Reading about the travel exploits of men, you would be hard pressed to find the protagonist fearing sexual violence or altering his travel plans to avoid the threat of hypothetical danger. And, whether it’s a societal expectation of masculinity or a natural male inclination (or a blend of both), danger is just part of the thrill of travel.
That is not to say that there are no safety risks to men who travel alone. That would be an unfair representation. Men are victims of theft and assault. Yet “Top Ten Tips” lists for safe travel alone are far more likely to address single women. Female travelers, as Tara Burton points out, are naturally more limited in the thrills they may safely seek.
The threat is not some phantom created by a woman’s overactive imagination or delusions of victim-hood. It is not something women bring upon themselves. It is the daily reality – whether we’re on the road or not – of women living in a world which has so long exploited them. A world that interprets a shared conversation over coffee as indication of sexual desire.
As one young woman wrote,
When people ask me about my experience studying abroad in India, I always face the same dilemma.
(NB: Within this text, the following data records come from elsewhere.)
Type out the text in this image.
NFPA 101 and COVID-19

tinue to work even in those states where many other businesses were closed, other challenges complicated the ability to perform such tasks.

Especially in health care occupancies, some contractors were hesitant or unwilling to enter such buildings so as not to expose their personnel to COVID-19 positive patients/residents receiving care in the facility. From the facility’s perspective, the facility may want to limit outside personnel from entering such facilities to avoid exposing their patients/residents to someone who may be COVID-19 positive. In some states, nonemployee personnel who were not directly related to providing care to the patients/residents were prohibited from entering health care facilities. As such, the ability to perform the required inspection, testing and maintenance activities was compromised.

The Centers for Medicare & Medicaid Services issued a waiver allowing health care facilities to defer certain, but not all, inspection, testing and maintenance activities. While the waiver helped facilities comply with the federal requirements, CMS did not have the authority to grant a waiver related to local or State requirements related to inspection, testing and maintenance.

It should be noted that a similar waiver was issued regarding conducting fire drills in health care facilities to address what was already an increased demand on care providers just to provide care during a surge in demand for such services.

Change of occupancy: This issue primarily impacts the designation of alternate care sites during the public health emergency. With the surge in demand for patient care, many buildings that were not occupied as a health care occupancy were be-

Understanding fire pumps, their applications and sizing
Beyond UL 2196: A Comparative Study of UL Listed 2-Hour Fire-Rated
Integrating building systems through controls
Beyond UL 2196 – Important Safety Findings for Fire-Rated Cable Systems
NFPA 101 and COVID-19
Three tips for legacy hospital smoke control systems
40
How does one convey the contradiction that over the past few months has torn my life apart, and convey it in a single succinct sentence? ‘India was wonderful,’ I go with, ‘but extremely dangerous for women.’ Part of me dreads the follow-up questions, and part of me hopes for more. I’m torn between believing in the efficacy of truth, and being wary of how much truth people want.
I do not wish to travel the world as a man. Nor do I begrudge men for their travel experiences.
I simply wish to travel with enough confidence to believe that others will respect my worth as a human. I wish to enter a world where branching out on my own is not a luxury. A world where eye contact is not consent. A world where women are treated as human beings and not easy targets.